Using Ownership Chains
Views and stored procedures provide a secondary method of giving users access to data and the ability to perform activities. They provide users with access to underlying items in the database and bypass the permissions defined directly for specific objects and statements.
Views can depend on other views or tables. Procedures can depend on other procedures, views, or tables. These dependencies can be thought of as an ownership chain. Ownership chains only apply to SELECT, INSERT, UPDATE, and DELETE statements.

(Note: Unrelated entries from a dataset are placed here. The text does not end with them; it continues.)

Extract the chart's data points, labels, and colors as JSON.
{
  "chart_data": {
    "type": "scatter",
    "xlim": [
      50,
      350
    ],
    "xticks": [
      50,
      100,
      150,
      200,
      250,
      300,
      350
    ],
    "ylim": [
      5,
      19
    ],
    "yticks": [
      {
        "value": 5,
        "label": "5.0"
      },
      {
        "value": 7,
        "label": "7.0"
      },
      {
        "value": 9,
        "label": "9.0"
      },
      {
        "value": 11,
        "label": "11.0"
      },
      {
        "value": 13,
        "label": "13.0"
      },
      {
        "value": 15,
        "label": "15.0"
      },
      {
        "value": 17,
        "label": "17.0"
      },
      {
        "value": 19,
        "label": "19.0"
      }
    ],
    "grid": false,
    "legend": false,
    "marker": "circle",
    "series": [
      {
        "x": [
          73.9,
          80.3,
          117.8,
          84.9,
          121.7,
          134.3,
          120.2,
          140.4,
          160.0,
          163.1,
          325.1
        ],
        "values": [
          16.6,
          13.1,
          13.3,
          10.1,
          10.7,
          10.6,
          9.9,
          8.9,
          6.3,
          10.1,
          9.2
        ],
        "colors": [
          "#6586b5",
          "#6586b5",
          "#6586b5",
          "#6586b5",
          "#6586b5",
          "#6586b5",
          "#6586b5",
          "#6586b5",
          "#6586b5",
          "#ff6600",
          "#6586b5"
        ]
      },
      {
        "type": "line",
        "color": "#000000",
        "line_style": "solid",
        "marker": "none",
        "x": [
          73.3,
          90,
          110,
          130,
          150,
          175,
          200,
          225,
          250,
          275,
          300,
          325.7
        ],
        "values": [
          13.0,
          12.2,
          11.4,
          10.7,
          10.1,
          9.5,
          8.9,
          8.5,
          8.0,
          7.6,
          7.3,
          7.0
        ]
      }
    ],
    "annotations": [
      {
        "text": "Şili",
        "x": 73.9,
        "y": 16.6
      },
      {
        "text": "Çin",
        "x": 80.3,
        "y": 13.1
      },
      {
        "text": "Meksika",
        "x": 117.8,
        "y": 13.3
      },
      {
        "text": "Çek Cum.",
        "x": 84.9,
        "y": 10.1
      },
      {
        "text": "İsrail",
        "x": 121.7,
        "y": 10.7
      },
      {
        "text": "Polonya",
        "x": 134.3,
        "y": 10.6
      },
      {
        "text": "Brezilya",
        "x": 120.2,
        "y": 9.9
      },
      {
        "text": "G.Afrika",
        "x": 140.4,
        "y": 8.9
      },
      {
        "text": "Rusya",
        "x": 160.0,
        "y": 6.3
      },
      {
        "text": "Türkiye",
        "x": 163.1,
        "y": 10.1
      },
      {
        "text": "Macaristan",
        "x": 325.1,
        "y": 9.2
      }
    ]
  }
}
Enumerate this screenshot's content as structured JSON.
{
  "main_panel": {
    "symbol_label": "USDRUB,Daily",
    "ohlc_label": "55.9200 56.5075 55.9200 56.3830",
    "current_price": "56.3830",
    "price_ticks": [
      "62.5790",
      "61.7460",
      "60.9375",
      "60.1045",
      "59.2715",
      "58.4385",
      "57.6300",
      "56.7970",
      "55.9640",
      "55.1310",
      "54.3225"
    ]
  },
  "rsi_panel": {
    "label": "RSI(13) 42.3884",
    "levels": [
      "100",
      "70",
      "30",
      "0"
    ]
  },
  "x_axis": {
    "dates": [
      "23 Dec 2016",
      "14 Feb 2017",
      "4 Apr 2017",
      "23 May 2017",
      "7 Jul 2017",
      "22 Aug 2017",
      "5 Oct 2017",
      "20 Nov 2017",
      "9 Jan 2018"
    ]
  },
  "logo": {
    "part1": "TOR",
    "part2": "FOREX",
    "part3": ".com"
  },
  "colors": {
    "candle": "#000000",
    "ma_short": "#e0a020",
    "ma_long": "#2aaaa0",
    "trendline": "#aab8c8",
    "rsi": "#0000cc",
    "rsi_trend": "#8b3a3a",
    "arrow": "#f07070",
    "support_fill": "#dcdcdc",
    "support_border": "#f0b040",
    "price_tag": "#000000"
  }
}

Typically, the owner of a view also owns the underlying objects (other views or tables), and the owner of a stored procedure often owns all the referenced procedures, tables, and views. Also, views and underlying objects are usually all in the same database, as are stored procedures and all the objects referenced. When temporary objects are created within a stored procedure, they are owned by the procedure owner and not by the user currently executing the procedure.
When a user accesses a view, Microsoft® SQL Server™ does not check permissions on any of the view's underlying objects if these objects and the view are all owned by the same user, and if the view and all its underlying objects are in the same database. If the same user owns a stored procedure and all the views or tables it references, and if the procedure and objects are all in the same database, SQL Server checks only the permissions on the procedure.
If the ownership chain of a procedure or view is broken (not all the objects in the chain are owned by the same user), SQL Server checks permissions on each object in the chain whose next lower link is owned by a different user. In this way, SQL Server allows the owner of the original data to retain control over its accessibility.
Usually, a user who creates a view has to grant permissions only on that view. For example, Mary has created a view called auview1 on the authors table, which she also owns. If Mary grants Sue permission to use auview1, SQL Server allows Sue access to it without checking permissions on authors.
A user who creates a view or stored procedure that depends on an object owned by another user must be aware that any permissions he or she grants depend on the permissions allowed by the other owner.
For example, Joe creates a procedure called procedure1, which depends on procedure2 (also owned by Joe), and procedure3 (owned by Sue). These procedures in turn depend on other tables and views owned by Joe and Sue.
Joe grants Mary permission to use procedure1. SQL Server checks the permissions on procedure1, procedure3, view2, table2, and table3 to check that Mary is allowed to use them.